Once you’re ready to define your purpose, Armstrong recommends thinking about four categories for the financial wealth:
1. Spend. This bucket includes everything on the want/need/wish lists. Keep in mind your emotions could quickly swing from euphoria at being able to purchase without limitations, to sadness, depression or regret if money quickly disappears.
2. Give away. Some individuals don’t want anything to do with being wealthy, and they choose instead to look for meaningful ways to give the money away. Others are excited about the positive impacts they feel their new wealth enables them to make, and enjoy making the transition from inheritor (or lottery winner) to philanthropist.
Many more use philanthropy to take advantage of possible tax deductions which can help manage the new wealth.
3. Save. Saving money can take various forms. Many wealthy people look for ways to save money for future generations. Others are more interested in saving for large purchases. If your sudden wealth is a one-time income event, a saving “bucket” for the unexpected may make sense to help manage the money.
4. Invest. Many people will invest in businesses, the stock and bond markets, real estate or other investing opportunities in hopes of growing their wealth through avenues for additional income.
“Using these four buckets are a practical way to help create some balance, especially while dealing with the plethora of possibilities and conflicting emotions,” Armstrong said. “It can be confusing and a kill joy to only think of investing the money and dealing with taxes. Having the spending and giving buckets in there helps to support one’s joy in life. They provide satisfaction. But without the anchor of investing and saving, they’re unsustainable and anxiety can arise.”
Zehnder has another bit of advice for clients who become wealthy unexpectedly: consider the unintended consequences of their money-spending actions. Lottery winners have been known to invest in a nicer home for other family members.
Before doing so, the winner needs to consider if the recipient of the new home can afford the upkeep costs like taxes, utilities, landscaping services, cleaning services, etc. Or will the winner need to also take on that annual responsibility too?

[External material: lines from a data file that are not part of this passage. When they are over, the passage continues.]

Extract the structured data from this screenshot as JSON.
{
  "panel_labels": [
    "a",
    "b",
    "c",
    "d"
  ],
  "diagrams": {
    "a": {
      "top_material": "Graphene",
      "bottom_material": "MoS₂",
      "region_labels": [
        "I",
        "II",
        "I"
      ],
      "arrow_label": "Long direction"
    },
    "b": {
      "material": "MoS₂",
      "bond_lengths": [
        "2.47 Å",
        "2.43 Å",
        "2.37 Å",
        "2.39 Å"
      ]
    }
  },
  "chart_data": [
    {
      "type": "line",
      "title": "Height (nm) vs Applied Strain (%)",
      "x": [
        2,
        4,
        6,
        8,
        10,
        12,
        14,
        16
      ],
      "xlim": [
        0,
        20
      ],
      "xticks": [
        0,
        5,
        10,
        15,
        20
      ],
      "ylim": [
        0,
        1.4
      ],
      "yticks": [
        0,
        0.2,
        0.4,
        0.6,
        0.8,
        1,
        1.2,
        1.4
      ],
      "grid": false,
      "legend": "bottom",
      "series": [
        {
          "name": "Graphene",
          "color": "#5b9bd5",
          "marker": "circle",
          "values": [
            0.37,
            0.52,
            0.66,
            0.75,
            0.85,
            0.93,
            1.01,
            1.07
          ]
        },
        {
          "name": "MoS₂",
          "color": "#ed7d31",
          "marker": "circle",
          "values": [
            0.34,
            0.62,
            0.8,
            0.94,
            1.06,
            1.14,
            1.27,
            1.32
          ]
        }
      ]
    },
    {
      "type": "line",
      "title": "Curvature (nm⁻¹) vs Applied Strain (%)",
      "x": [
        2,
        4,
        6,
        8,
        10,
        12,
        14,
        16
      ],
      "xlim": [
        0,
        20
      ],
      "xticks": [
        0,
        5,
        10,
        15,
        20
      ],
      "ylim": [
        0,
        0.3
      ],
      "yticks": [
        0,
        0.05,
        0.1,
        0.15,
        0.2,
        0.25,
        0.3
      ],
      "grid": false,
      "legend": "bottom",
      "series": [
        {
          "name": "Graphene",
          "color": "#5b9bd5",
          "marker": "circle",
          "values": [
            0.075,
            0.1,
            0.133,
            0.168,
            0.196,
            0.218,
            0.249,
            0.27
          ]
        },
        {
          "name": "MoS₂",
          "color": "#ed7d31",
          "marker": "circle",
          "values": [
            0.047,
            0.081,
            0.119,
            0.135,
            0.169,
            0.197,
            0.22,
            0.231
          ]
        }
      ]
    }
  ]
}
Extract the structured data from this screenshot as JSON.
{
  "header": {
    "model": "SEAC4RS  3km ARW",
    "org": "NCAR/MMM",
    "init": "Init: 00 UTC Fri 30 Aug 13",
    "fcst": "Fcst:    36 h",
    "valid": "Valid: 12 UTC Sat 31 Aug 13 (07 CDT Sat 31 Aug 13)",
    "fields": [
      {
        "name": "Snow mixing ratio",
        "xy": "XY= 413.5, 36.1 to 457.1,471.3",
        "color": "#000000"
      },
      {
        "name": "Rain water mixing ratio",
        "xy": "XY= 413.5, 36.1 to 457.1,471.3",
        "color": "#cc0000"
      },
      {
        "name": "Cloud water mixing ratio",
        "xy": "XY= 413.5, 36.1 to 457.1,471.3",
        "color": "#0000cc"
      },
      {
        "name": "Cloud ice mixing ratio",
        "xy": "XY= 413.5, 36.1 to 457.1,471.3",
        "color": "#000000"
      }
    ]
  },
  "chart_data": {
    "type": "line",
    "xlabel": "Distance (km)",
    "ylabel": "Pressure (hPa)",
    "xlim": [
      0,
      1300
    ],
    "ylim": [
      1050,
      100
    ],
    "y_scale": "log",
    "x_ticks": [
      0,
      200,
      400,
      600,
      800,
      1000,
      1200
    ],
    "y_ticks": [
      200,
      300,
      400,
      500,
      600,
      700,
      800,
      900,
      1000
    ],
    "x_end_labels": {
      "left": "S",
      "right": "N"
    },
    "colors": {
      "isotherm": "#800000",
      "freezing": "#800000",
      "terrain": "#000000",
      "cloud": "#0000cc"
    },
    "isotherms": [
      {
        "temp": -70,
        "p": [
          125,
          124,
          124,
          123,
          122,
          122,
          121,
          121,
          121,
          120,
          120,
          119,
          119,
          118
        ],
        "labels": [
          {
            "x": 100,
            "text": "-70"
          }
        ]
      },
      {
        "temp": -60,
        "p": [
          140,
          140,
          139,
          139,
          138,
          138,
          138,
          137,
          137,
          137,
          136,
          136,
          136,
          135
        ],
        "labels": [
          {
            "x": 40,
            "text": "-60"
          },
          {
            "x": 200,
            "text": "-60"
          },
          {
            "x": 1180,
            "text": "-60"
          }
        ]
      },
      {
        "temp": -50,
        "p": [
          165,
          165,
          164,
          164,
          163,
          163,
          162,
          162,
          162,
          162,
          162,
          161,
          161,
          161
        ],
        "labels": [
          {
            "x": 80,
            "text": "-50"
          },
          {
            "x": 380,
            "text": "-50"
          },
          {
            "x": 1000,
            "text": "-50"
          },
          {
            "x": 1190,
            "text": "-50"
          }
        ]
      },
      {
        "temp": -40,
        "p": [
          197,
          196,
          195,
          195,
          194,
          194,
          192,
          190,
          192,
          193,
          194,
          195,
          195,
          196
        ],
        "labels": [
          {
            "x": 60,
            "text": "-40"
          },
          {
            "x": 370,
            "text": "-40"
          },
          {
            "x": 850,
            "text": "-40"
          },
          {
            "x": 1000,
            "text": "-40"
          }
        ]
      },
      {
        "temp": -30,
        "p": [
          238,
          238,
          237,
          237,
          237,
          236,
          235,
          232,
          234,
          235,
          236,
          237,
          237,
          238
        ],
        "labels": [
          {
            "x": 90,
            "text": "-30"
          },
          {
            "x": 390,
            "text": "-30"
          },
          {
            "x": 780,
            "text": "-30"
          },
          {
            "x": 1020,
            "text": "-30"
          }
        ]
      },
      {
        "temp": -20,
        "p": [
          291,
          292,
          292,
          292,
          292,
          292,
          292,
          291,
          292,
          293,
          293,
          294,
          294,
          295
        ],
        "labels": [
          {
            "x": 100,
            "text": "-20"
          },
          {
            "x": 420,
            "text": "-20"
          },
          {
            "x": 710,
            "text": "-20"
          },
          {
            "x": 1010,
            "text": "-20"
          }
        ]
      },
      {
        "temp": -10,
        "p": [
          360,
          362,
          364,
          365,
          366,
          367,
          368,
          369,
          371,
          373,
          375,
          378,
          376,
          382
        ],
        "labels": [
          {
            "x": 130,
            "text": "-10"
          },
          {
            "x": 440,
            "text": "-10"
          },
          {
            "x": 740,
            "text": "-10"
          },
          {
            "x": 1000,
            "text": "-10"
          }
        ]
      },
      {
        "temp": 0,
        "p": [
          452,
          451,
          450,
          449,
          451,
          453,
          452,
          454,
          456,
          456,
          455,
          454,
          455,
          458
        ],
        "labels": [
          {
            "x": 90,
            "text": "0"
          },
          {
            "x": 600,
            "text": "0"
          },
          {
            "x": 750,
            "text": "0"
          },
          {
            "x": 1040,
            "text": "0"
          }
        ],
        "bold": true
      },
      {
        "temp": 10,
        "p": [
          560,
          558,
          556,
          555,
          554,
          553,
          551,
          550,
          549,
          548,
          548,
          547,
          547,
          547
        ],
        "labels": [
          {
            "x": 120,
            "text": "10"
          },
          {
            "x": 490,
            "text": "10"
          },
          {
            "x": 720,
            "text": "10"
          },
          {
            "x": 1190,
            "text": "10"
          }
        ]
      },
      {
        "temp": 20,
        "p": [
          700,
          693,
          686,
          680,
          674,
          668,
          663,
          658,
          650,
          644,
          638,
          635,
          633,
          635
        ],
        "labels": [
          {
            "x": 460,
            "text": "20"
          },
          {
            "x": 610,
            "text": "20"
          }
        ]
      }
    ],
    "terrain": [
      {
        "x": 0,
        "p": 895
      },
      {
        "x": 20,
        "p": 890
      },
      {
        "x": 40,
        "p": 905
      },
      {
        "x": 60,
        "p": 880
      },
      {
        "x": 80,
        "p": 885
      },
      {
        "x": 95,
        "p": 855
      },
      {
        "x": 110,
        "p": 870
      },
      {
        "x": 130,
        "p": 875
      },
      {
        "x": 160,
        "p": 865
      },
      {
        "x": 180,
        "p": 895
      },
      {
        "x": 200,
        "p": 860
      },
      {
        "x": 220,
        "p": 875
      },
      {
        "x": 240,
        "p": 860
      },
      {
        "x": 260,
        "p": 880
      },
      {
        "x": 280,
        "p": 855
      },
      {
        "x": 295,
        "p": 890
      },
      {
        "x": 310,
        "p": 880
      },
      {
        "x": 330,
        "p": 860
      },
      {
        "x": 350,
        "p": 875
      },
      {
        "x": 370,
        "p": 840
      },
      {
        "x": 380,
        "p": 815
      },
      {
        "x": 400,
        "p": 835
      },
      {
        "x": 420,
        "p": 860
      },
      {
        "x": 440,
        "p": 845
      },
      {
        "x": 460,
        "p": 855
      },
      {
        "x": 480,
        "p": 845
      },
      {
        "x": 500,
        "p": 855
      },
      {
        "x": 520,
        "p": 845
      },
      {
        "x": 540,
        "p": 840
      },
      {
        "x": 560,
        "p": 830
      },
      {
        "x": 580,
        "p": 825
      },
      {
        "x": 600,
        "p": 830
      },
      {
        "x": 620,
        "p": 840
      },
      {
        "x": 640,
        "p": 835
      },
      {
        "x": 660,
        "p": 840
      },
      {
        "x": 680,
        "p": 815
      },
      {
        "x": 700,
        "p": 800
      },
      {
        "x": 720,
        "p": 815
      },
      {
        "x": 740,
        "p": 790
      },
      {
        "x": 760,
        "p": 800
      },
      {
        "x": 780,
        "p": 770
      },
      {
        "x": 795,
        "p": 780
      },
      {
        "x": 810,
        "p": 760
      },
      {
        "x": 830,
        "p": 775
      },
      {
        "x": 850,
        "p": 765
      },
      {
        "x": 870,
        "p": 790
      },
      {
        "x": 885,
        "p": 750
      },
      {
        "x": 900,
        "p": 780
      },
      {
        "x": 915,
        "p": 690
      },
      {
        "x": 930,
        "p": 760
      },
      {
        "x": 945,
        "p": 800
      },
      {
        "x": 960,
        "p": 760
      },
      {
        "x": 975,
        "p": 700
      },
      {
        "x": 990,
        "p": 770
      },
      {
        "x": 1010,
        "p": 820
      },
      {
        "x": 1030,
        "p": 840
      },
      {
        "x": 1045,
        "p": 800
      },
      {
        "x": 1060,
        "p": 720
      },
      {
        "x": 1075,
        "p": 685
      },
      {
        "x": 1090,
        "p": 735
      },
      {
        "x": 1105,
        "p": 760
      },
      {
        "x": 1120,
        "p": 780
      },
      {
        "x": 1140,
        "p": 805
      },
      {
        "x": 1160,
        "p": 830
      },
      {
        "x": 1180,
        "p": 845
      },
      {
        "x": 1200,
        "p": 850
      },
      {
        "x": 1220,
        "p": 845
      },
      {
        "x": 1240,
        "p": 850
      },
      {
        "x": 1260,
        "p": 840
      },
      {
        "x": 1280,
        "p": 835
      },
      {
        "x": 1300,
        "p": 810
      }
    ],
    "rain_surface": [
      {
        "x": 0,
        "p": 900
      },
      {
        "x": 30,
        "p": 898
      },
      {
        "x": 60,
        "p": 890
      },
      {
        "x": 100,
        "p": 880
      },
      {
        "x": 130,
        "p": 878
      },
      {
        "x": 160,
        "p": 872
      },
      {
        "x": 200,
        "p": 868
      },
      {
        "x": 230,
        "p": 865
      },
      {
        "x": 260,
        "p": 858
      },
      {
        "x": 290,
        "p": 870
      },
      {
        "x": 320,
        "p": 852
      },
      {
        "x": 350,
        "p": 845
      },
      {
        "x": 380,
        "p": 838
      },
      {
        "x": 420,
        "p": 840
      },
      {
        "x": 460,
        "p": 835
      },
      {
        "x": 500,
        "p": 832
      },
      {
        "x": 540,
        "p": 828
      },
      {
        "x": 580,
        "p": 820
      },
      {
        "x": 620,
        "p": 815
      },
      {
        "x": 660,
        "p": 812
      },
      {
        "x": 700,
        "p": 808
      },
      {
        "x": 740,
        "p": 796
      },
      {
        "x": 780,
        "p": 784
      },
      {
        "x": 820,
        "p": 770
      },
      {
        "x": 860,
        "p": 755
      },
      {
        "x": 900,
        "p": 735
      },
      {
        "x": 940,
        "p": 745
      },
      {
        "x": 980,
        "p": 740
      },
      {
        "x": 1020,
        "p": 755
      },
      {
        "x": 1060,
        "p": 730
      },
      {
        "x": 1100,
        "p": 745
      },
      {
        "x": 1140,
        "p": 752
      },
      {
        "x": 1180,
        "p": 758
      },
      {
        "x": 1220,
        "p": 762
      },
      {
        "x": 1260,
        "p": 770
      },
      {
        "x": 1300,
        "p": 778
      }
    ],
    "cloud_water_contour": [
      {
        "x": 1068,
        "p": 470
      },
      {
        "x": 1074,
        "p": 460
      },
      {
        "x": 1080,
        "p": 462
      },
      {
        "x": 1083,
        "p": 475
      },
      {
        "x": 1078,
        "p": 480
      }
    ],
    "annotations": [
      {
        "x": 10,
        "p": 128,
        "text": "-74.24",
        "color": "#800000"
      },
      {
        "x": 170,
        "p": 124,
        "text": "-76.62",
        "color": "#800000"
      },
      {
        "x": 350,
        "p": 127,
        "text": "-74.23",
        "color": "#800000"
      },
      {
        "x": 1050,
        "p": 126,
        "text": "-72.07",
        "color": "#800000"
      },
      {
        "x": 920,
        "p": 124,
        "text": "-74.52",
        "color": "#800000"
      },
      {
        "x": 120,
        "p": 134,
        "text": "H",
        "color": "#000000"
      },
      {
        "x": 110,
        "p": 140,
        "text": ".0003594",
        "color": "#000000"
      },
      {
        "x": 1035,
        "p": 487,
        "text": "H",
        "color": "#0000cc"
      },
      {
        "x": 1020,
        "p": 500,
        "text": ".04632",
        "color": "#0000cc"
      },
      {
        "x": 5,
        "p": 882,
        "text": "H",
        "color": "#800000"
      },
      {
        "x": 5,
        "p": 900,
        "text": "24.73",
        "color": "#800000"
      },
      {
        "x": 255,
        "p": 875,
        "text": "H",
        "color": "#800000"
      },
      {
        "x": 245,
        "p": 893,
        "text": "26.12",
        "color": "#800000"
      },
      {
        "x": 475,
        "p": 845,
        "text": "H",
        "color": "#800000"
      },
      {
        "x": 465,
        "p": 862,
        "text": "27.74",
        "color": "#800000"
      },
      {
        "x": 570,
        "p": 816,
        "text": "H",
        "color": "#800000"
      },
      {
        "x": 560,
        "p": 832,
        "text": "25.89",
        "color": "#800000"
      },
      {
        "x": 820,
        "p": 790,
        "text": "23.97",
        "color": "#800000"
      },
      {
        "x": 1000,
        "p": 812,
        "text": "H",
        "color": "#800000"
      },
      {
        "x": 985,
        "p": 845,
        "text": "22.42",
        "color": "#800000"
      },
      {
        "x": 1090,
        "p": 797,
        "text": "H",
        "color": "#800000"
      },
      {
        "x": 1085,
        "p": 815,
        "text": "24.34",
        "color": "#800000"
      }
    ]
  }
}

These unintended consequences can influence a person’s emotions. In the example above, the lottery winner most likely will feel joy and happiness about the new, better home for the family. But five years down the road, will that joy and happiness turn to regret or even annoyance if the upkeep costs are still in the equation?
Armstrong and Zehnder advocate for people who find themselves in the wealthy category to become as educated as possible. Create a team of advisors from financial to legal to help you discover ways to manage the money with as little or as much of your participation as you desire.
These experts can help you better understand your new life, better understand the financial options you have and provide you with background information, allowing you to make financial decisions with your emotions in mind.